Sospensiva urgente in via cautelare di alcuni articoli del decreto legislativo del Governo sull´ambiente. E’ quanto chiede la Regione Emilia-Romagna nel ricorso avanzato contro il provvedimento alla Corte costituzionale. Secondo la Regione il decreto è lesivo dell’autonomia legislativa delle Regioni in materia ambientale, impattando in modo negativo sull’insieme delle leggi regionali vigenti in questo campo, rischiando quindi di paralizzare l’insieme delle azioni di salvaguardia ambientale.

In particolare, l’Emilia-Romagna punta il dito contro le norme sugli assetti delle Autorità di Bacino, alle tariffe del servizio idrico integrato e del servizio fognatura e depurazione, agli scarichi delle imprese agricole, alla gestione delle terre e rocce di scavo, alle procedure per la gestione dei rifiuti.

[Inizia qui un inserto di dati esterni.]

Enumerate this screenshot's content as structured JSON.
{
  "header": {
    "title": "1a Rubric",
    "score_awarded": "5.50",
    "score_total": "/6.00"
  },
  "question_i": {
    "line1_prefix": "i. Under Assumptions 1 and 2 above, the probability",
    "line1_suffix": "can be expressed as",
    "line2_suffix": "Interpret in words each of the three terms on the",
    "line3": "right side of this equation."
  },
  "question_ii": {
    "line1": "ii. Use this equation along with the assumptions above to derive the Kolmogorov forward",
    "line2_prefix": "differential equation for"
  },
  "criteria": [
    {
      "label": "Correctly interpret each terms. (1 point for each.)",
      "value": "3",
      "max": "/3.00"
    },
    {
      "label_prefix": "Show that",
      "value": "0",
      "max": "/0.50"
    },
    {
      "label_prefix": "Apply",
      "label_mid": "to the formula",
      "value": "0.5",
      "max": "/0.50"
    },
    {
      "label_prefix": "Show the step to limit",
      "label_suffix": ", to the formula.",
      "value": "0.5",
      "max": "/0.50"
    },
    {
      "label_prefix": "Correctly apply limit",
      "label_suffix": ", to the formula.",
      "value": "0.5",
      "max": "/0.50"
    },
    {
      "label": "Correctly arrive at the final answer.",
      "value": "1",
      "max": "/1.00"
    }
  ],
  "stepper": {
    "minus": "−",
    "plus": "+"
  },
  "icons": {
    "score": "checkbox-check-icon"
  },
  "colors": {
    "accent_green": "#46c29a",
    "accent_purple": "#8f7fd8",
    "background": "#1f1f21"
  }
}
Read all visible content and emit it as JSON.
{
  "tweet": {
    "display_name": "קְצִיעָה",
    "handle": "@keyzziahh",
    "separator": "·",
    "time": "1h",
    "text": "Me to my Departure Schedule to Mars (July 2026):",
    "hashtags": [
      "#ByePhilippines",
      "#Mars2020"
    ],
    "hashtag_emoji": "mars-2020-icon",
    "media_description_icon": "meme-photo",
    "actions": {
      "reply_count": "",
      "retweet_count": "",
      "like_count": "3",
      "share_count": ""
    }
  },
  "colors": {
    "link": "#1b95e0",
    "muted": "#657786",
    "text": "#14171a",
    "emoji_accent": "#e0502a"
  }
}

"Siamo di fronte ad un provvedimento grave – spiega in una nota il presidente della Regione Emilia-Romagna Vasco Errani – che è stato contestato da personalità del mondo scientifico ed accademico che hanno condiviso i rilievi che sono stati fatti dalle Regioni, dagli Enti locali, dalle Associazioni economiche, sindacali e ambientali. E’ un provvedimento rispetto al quale abbiamo chiesto eccezionalmente alla Corte Costituzionale la sospensiva degli effetti di alcuni articoli, perché le gravi conseguenze che comportano sono immediate e compromettono in modo estremamente rilevante l’assetto organizzativo che oggi garantisce la tutela dell’ambiente e del territorio. Purtroppo siamo costretti ad accedere ancora una volta alla Corte costituzionale perché di fatto non è stato possibile, per una scelta del Governo, avviare un confronto effettivo su temi così delicati per l’assetto del territorio".